Toda vez que vejo uma notícia com aquele título apelativo, insinuando o anúncio de uma “bomba”, a sensação é de estelionato. E não dá outra. O que estaria “por trás” de uma declaração ou de uma briga de bar nada tem de secreto – como o relato na sequência acaba confirmando. O recurso falacioso bate recorde no infinito universo de sites e grandes portais. Emissor e público, na mesma vertigem, se renderam em definitivo.

Na condição de editor, diariamente encarei o desafio de sintetizar numa frase o essencial de uma reportagem. É diferente fazer isso para a TV ou para a página de jornal impresso. Não raras vezes, a criação da manchete vira um instigante debate entre os envolvidos diretamente na parada. É também um aprendizado permanente e uma troca com outros colegas de redação.

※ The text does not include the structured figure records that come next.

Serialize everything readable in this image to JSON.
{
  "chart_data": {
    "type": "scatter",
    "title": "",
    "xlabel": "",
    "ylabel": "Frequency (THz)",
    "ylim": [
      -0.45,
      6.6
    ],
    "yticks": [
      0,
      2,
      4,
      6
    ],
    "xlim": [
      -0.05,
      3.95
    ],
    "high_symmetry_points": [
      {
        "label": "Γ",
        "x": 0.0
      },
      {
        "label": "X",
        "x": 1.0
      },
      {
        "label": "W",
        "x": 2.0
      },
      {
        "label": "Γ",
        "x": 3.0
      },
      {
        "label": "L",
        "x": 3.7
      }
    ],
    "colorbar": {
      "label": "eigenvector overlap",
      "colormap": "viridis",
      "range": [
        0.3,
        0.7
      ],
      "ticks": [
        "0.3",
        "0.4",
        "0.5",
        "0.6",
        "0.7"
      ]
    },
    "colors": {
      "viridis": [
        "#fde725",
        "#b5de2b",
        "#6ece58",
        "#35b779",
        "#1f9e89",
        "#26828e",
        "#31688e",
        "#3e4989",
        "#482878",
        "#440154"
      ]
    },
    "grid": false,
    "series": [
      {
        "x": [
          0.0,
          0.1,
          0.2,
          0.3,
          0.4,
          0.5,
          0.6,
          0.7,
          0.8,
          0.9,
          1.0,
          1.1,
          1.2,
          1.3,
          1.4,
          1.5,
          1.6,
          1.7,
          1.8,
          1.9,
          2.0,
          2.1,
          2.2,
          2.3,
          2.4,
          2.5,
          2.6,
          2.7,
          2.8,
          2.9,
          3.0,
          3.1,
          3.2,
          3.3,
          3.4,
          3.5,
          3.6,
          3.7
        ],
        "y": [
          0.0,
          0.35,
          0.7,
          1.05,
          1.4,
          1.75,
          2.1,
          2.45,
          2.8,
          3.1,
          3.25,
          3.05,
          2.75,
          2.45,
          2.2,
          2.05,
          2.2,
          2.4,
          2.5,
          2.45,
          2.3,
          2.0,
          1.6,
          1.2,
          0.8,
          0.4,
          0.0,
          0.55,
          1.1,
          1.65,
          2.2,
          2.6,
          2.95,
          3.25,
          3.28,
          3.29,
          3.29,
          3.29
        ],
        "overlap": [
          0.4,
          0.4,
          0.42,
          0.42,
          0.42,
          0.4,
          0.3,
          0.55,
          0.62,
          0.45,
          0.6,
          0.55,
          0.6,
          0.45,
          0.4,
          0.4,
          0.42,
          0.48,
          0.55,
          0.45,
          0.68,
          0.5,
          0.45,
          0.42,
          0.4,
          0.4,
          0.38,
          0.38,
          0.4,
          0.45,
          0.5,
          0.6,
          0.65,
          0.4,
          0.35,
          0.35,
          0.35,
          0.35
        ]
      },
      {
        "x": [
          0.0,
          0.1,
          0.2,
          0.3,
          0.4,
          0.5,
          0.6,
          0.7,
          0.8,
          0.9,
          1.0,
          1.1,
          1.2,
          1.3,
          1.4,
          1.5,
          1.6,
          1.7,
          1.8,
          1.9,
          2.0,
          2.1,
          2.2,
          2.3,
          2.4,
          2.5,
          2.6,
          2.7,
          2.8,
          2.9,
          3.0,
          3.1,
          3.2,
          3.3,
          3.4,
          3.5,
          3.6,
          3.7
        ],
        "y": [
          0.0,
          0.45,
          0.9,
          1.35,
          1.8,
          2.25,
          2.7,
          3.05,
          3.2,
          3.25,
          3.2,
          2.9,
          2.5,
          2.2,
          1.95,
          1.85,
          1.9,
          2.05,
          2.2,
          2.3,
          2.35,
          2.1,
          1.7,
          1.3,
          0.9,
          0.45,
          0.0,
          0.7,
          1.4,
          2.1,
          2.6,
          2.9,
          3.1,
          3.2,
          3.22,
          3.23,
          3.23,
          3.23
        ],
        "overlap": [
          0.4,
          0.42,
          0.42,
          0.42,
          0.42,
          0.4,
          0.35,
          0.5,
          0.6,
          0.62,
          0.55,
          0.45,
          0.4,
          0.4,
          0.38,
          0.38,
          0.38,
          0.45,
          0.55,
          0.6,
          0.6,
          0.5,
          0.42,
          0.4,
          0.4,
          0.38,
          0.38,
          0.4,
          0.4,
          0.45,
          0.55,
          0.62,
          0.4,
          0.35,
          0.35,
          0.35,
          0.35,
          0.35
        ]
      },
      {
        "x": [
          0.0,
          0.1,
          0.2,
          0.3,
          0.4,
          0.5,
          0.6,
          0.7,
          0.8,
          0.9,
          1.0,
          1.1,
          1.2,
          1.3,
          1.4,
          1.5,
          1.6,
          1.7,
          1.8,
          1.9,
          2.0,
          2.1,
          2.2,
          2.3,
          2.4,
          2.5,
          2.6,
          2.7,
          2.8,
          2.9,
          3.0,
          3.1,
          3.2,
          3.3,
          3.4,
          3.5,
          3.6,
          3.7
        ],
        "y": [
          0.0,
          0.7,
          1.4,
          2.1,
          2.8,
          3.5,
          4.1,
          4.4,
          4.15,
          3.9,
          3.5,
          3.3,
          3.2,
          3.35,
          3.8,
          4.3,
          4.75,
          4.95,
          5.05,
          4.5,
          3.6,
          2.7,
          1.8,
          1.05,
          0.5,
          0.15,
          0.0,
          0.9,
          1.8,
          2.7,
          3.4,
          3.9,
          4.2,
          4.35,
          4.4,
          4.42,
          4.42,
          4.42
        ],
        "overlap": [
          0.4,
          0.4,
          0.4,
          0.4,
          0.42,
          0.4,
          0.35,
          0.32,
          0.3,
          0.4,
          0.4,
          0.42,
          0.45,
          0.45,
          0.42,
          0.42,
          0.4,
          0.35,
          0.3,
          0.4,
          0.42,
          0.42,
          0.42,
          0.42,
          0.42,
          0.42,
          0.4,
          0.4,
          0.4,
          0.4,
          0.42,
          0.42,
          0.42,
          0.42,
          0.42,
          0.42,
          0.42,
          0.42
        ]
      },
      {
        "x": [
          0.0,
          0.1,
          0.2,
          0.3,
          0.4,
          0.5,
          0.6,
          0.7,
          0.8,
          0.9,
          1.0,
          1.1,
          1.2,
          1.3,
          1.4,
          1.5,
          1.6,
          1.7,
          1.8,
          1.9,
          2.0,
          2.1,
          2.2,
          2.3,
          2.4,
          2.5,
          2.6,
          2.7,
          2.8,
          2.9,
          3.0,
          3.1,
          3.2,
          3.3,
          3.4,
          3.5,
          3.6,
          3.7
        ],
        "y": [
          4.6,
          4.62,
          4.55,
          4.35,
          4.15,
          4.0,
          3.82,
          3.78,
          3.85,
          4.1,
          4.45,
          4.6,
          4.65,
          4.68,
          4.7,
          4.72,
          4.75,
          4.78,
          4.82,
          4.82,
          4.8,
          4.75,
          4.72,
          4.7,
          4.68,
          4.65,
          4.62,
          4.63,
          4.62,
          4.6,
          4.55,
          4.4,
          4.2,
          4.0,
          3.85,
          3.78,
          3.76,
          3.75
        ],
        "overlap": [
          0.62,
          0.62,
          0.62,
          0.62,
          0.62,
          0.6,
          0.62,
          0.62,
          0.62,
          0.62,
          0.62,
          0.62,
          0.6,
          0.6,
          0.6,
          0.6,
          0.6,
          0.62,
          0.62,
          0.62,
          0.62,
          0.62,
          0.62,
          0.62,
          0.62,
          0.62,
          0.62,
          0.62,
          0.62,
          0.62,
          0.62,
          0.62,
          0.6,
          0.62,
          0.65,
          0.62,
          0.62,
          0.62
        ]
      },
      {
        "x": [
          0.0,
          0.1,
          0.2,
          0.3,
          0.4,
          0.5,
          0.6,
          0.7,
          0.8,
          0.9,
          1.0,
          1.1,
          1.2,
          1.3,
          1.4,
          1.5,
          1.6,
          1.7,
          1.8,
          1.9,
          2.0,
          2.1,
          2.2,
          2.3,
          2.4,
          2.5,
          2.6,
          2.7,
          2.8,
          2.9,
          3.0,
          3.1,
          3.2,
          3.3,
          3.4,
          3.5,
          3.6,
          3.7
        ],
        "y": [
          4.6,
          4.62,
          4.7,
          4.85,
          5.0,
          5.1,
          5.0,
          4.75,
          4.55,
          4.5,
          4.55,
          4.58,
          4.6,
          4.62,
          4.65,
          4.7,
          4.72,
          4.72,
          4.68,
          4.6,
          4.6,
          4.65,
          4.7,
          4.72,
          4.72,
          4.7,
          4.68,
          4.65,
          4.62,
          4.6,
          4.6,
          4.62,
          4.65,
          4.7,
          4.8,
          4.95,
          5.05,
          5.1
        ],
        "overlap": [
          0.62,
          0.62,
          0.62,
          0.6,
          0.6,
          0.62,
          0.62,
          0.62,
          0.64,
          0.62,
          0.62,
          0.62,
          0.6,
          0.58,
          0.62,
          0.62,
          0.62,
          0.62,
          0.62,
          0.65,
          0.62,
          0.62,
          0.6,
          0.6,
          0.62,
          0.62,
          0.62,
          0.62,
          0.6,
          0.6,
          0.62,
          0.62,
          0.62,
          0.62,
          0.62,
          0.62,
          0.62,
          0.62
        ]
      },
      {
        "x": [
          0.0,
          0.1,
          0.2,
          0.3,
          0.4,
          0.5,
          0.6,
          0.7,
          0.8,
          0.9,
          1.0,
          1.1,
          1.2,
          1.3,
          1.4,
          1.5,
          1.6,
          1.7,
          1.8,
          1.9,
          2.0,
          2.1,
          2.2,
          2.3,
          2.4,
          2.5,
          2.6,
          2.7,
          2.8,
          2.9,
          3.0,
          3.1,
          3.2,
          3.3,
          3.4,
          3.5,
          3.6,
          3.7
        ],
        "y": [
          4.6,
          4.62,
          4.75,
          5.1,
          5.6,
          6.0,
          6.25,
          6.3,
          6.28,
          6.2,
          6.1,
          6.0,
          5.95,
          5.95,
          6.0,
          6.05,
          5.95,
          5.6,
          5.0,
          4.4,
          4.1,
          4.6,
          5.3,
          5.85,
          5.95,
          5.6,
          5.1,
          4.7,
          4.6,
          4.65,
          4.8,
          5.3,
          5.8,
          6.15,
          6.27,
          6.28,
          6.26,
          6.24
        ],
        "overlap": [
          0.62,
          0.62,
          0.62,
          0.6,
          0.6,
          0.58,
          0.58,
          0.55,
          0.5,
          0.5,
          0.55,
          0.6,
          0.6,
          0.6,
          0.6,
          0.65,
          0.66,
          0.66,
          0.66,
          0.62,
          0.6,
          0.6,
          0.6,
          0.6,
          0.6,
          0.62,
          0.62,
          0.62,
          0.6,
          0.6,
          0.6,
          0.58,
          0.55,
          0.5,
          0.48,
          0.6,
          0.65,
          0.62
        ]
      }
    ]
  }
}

Seguir uma fórmula fácil é a morte desse processo criativo.

Para criar uma chamada ou a manchete, pode-se falar em parâmetros. Em receita, nunca. E é exatamente o que ocorre com aquele intragável “o que está por trás”. Da mesma família saiu o “clique aqui e descubra...”. Sim, é mais um dos efeitos do triunfo das redes sociais. Para não perturbar o cérebro com elaborações “eruditas”, e com a urgência por novidades, raia livre para truques, redundância e marmelada.